Турбин первоначально перекосил злобно лицо и сказал с шипением:
― Так и надо. Так ему, сукину сыну, мрази, и надо. — Потом остановился и тоже рот открыл. — Позвольте… это еще, может быть, так, утки… небольшая банда…
― Утки? — радостно спросил Шервинский. Он развернул „Весть“ и маникюренным ногтем отметил:
„На Бобровицком направлении наши части доблестным ударом отбросили красных“.
― Ну, тогда действительно гроб… Раз такое сообщено, значит, красные Бобровицы взяли.
― Определенно, — подтвердил Мышлаевский.
***
Эполеты на черном полотне. Старая кушетка.
— Ну-с, Юленька, — молвил Турбин и вынул из заднего кармана револьвер Мышлаевского, взятый напрокат на один вечер, — скажи, будь добра, в каких ты отношениях с Михаилом Семеновичем Шполянским?
Юлия попятилась, наткнулась на стол, абажур звякнул… дзинь… В первый раз лицо Юлии стало неподдельно бледным.

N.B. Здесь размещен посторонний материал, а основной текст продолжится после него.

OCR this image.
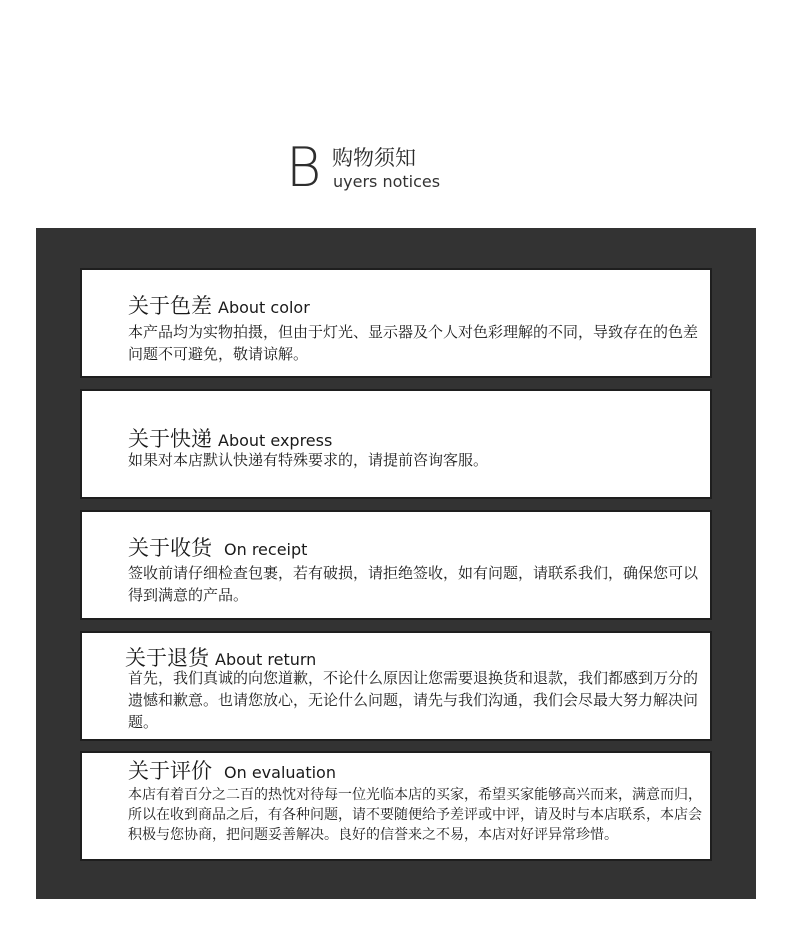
B 购物须知
uyers notices
关于色差 About color
本产品均为实物拍摄，但由于灯光、显示器及个人对色彩理解的不同，导致存在的色差问题不可避免，敬请谅解。
关于快递 About express
如果对本店默认快递有特殊要求的，请提前咨询客服。
关于收货 On receipt
签收前请仔细检查包裹，若有破损，请拒绝签收，如有问题，请联系我们，确保您可以得到满意的产品。
关于退货 About return
首先，我们真诚的向您道歉，不论什么原因让您需要退换货和退款，我们都感到万分的遗憾和歉意。也请您放心，无论什么问题，请先与我们沟通，我们会尽最大努力解决问题。
关于评价 On evaluation
本店有着百分之二百的热忱对待每一位光临本店的买家，希望买家能够高兴而来，满意而归，所以在收到商品之后，有各种问题，请不要随便给予差评或中评，请及时与本店联系，本店会积极与您协商，把问题妥善解决。良好的信誉来之不易，本店对好评异常珍惜。
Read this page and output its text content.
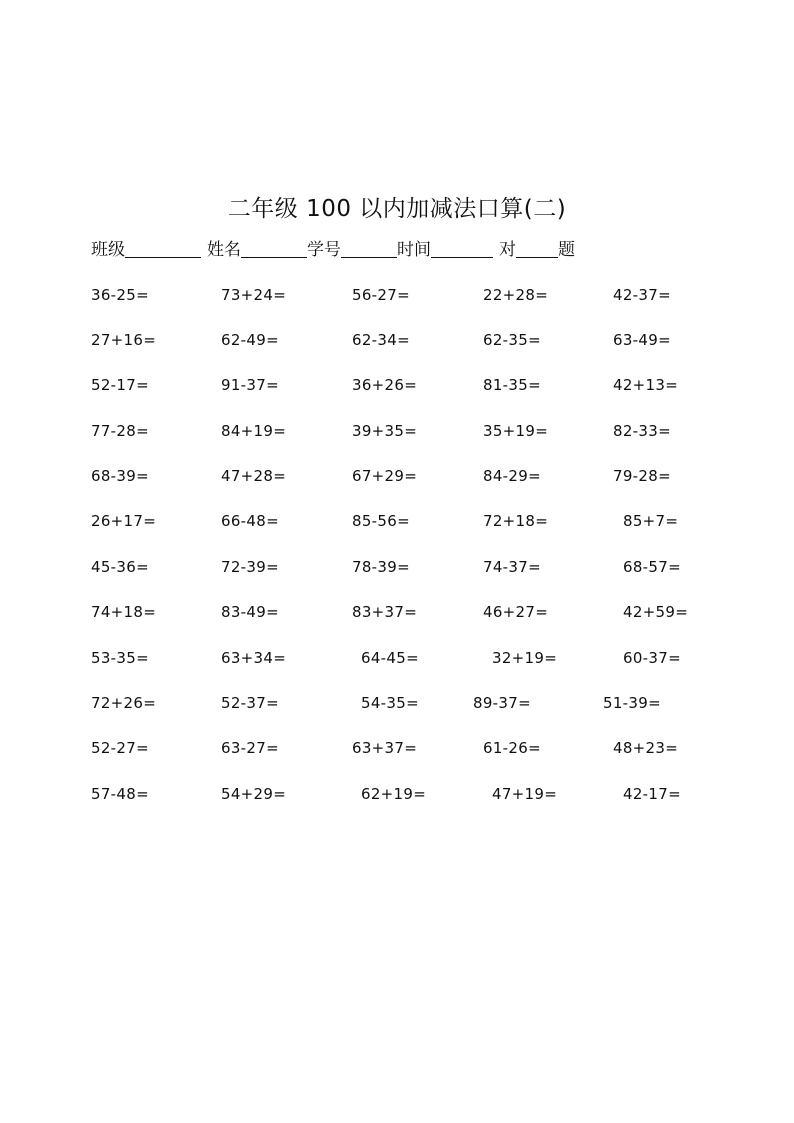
二年级 100 以内加减法口算(二)
班级	姓名	学号	时间	对 题
36-25=	73+24=	56-27=	22+28=	42-37=
27+16=	62-49=	62-34=	62-35=	63-49=
52-17=	91-37=	36+26=	81-35=	42+13=
77-28=	84+19=	39+35=	35+19=	82-33=
68-39=	47+28=	67+29=	84-29=	79-28=
26+17=	66-48=	85-56=	72+18=	85+7=
45-36=	72-39=	78-39=	74-37=	68-57=
74+18=	83-49=	83+37=	46+27=	42+59=
53-35=	63+34=	64-45=	32+19=	60-37=
72+26=	52-37=	54-35=	89-37=	51-39=
52-27=	63-27=	63+37=	61-26=	48+23=
57-48=	54+29=	62+19=	47+19=	42-17=
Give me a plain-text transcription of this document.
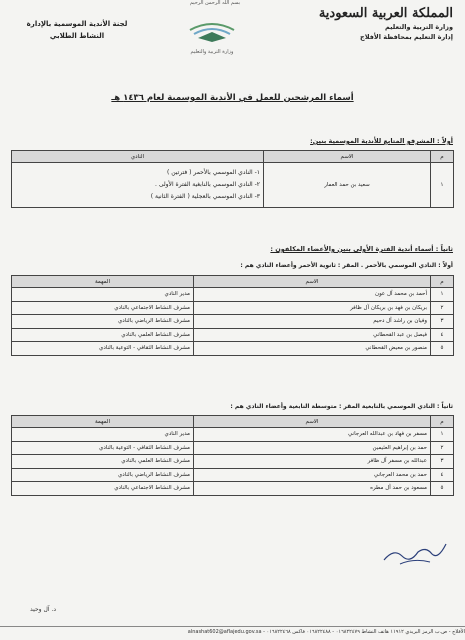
بسم الله الرحمن الرحيم
المملكة العربية السعودية
وزارة التربية والتعليم
إدارة التعليم بمحافظة الأفلاج
وزارة التربية والتعليم
لجنة الأندية الموسمية بالإدارة
النشاط الطلابي
أسماء المرشحين للعمل في الأندية الموسمية لعام ١٤٣٦ هـ
أولاً : المشرفو المتابع للأندية الموسمية بنين:
م	الاسم	النادي
١	سعيد بن حمد العمار	١- النادي الموسمي بالأحمر ( فترتين )
٢- النادي الموسمي بالنابغية الفترة الأولى .
٣- النادي الموسمي بالعجلية ( الفترة الثانية )
ثانياً : أسماء أندية الفترة الأولى بنين والأعضاء المكلفون :
أولاً : النادي الموسمي بالأحمر . المقر : ثانوية الأحمر وأعضاء النادي هم :
م	الاسم	المهمة
١	أحمد بن محمد آل عون	مدير النادي
٢	بريكان بن فهد بن بريكان آل ظافر	مشرف النشاط الاجتماعي بالنادي
٣	وفيان بن راشد آل دحيم	مشرف النشاط الرياضي بالنادي
٤	فيصل بن عبد القحطاني	مشرف النشاط العلمي بالنادي
٥	منصور بن معيض القحطاني	مشرف النشاط الثقافي - التوعية بالنادي
ثانياً : النادي الموسمي بالنابغية المقر : متوسطة النابغية وأعضاء النادي هم :
م	الاسم	المهمة
١	مسفر بن فهاد بن عبدالله العرجاني	مدير النادي
٢	حمد بن إبراهيم العثيمين	مشرف النشاط الثقافي - التوعية بالنادي
٣	عبدالله بن مسفر آل ظافر	مشرف النشاط العلمي بالنادي
٤	حمد بن محمد العرجاني	مشرف النشاط الرياضي بالنادي
٥	مسعود بن حمد آل مطره	مشرف النشاط الاجتماعي بالنادي
د. آل وحيد
الأفلاج - ص.ب الرمز البريدي ١١٩١٢ هاتف النشاط ٠١٦٨٢٢٤٧٩ - ٠١٦٨٢٢٤٨٨ فاكس ٠١٦٨٢٢٤٦٨ - alnashat602@aflajedu.gov.sa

― Алексей… Алексей… что ты делаешь?
― Скажи, Юлия, в каких ты отношениях с Михаилом Семеновичем? — повторил Турбин твердо, как человек, решившийся наконец вырвать измучивший его гнилой зуб.
― Что ты хочешь знать? — спросила Юлия, глаза ее шевелились, она руками закрылась от дула.
― Только одно: он твой любовник или нет?
Лицо Юлии Марковны ожило немного. Немного крови вернулось к голове. Глаза ее блеснули странно, как будто вопрос Турбина показался ей легким, совсем нетрудным вопросом, как будто она ждала худшего. Голос ее ожил.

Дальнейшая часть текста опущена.